Being a volunteer here provided me with lessons which will always remain with me. For in the future I know I can problem solve much better, overcome cultural differences in the workplace, and keep an open mind in the face of obstacles. I am confident that I will be able to handle things back home after I “survived” days here without electricity, running water, internet or personal transportation. These so-called necessities are too often taken for granted. A simple lesson I learned here, I now appreciate that when I turn the sink faucet on, water comes out! When I flip a switch the lights turn on! I am now a stronger individual for having such a diverse experience, doing what many Americans never have a chance to do.

Fortunately for the Volunteers here today, we have been blessed by all of you sitting in this room. You are our honored guests who have shown a great deal of respect, appreciation, love, kindness, friendship and much more. Through my two year journey I have been given wonderful counterparts and through that came friendship. If it weren’t for the exceptional individuals that reached out to me I may not be standing before you today; recognizing you all for your kind hearted ways. My counterpart and now a great friend came to me with an open mind to talk and discuss the work I had planned, about my life and where I came from. I recognized this as a wonderful blessing; when another could show a true interest in me was a compliment and filled me with feelings of comfort. From this supportive environment, I was able to fully utilize my skills and foster the positive change I came here to inspire. After months and now two years of working together my colleague and I have blossomed in our projects, talents, and community lives. Our friendship grew and we constantly motivated one another to continue the community and youth development we had already begun to establish.

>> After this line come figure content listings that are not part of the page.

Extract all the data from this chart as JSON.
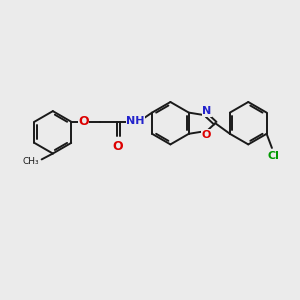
{
  "background_color": "#ebebeb",
  "bond_color": "#1a1a1a",
  "atom_colors": {
    "O": "#dd0000",
    "N": "#2222cc",
    "C": "#1a1a1a",
    "H": "#888888",
    "Cl": "#009900"
  },
  "figsize": [
    3.0,
    3.0
  ],
  "dpi": 100,
  "lw": 1.4,
  "fs": 8.0
}
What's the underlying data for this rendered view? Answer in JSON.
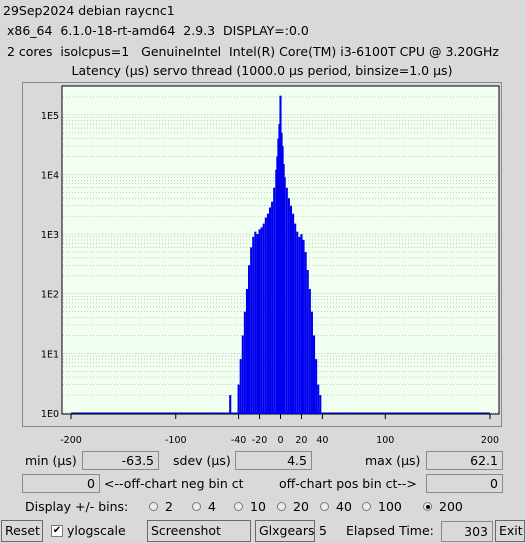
{
  "header": {
    "line1": "29Sep2024 debian raycnc1",
    "line2": " x86_64  6.1.0-18-rt-amd64  2.9.3  DISPLAY=:0.0",
    "line3": " 2 cores  isolcpus=1   GenuineIntel  Intel(R) Core(TM) i3-6100T CPU @ 3.20GHz"
  },
  "chart_data": {
    "type": "bar",
    "title": "Latency (µs) servo thread (1000.0 µs period, binsize=1.0 µs)",
    "xlabel": "",
    "ylabel": "",
    "x_ticks": [
      -200,
      -100,
      -40,
      -20,
      0,
      20,
      40,
      100,
      200
    ],
    "y_ticks": [
      "1E0",
      "1E1",
      "1E2",
      "1E3",
      "1E4",
      "1E5"
    ],
    "xlim": [
      -200,
      200
    ],
    "ylim_log10": [
      0,
      5.35
    ],
    "log_scale": true,
    "bar_color": "#0000ee",
    "plot_bg": "#f0fff0",
    "x": [
      -64,
      -48,
      -44,
      -40,
      -38,
      -36,
      -34,
      -32,
      -30,
      -28,
      -26,
      -24,
      -22,
      -20,
      -18,
      -16,
      -14,
      -12,
      -10,
      -8,
      -6,
      -4,
      -3,
      -2,
      -1,
      0,
      1,
      2,
      3,
      4,
      6,
      8,
      10,
      12,
      14,
      16,
      18,
      20,
      22,
      24,
      26,
      28,
      30,
      32,
      34,
      36,
      38,
      40,
      46,
      62
    ],
    "values": [
      1,
      2,
      1,
      3,
      8,
      20,
      50,
      120,
      300,
      600,
      900,
      1100,
      1000,
      1200,
      1300,
      1500,
      1900,
      2200,
      2800,
      3500,
      6000,
      12000,
      20000,
      40000,
      70000,
      210000,
      50000,
      30000,
      15000,
      9000,
      6000,
      4000,
      3000,
      2200,
      1500,
      1100,
      900,
      1000,
      800,
      500,
      250,
      120,
      50,
      20,
      8,
      3,
      2,
      1,
      1,
      1
    ]
  },
  "stats": {
    "min_label": "min (µs)",
    "min_value": "-63.5",
    "sdev_label": "sdev (µs)",
    "sdev_value": "4.5",
    "max_label": "max (µs)",
    "max_value": "62.1",
    "neg_value": "0",
    "neg_label": "<--off-chart neg bin ct",
    "pos_label": "off-chart pos bin ct-->",
    "pos_value": "0"
  },
  "bins": {
    "label": "Display +/- bins:",
    "options": [
      "2",
      "4",
      "10",
      "20",
      "40",
      "100",
      "200"
    ],
    "selected": "200"
  },
  "buttons": {
    "reset": "Reset",
    "ylogscale": "ylogscale",
    "ylogscale_checked": true,
    "screenshot": "Screenshot",
    "glxgears": "Glxgears",
    "glx_value": "5",
    "elapsed_label": "Elapsed Time:",
    "elapsed_value": "303",
    "exit": "Exit"
  }
}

This shows the power of a one on one connection and the domino effect it creates. For when my counterparts showed interest, acceptance, and appreciation a door was opened for others to enter. When one can express that genuine interest and eventually trust an individual, no matter their history or race, others tend to come around. Everyone here is a part of that effect. For you were considerate enough to open your minds, hearts and lives to us. You gave us your time, attention and a voice and made us a part of something we had hoped to be: the development of this beautiful country. Be proud for you have helped us reach a Peace Corps goal. For we all have contributed to greater world peace, a better understanding of different people and shared ideas which led to development. Once again thank you for all you have done and for helping give Peace Corps Volunteers a lifetime of memories.

Saturday concluded the week with a youth event "Go Green Roseau" which brought youth from all over Dominica together to learn about environmentally clean habits, distribute painted rubbish drums and clean various areas of the capital city.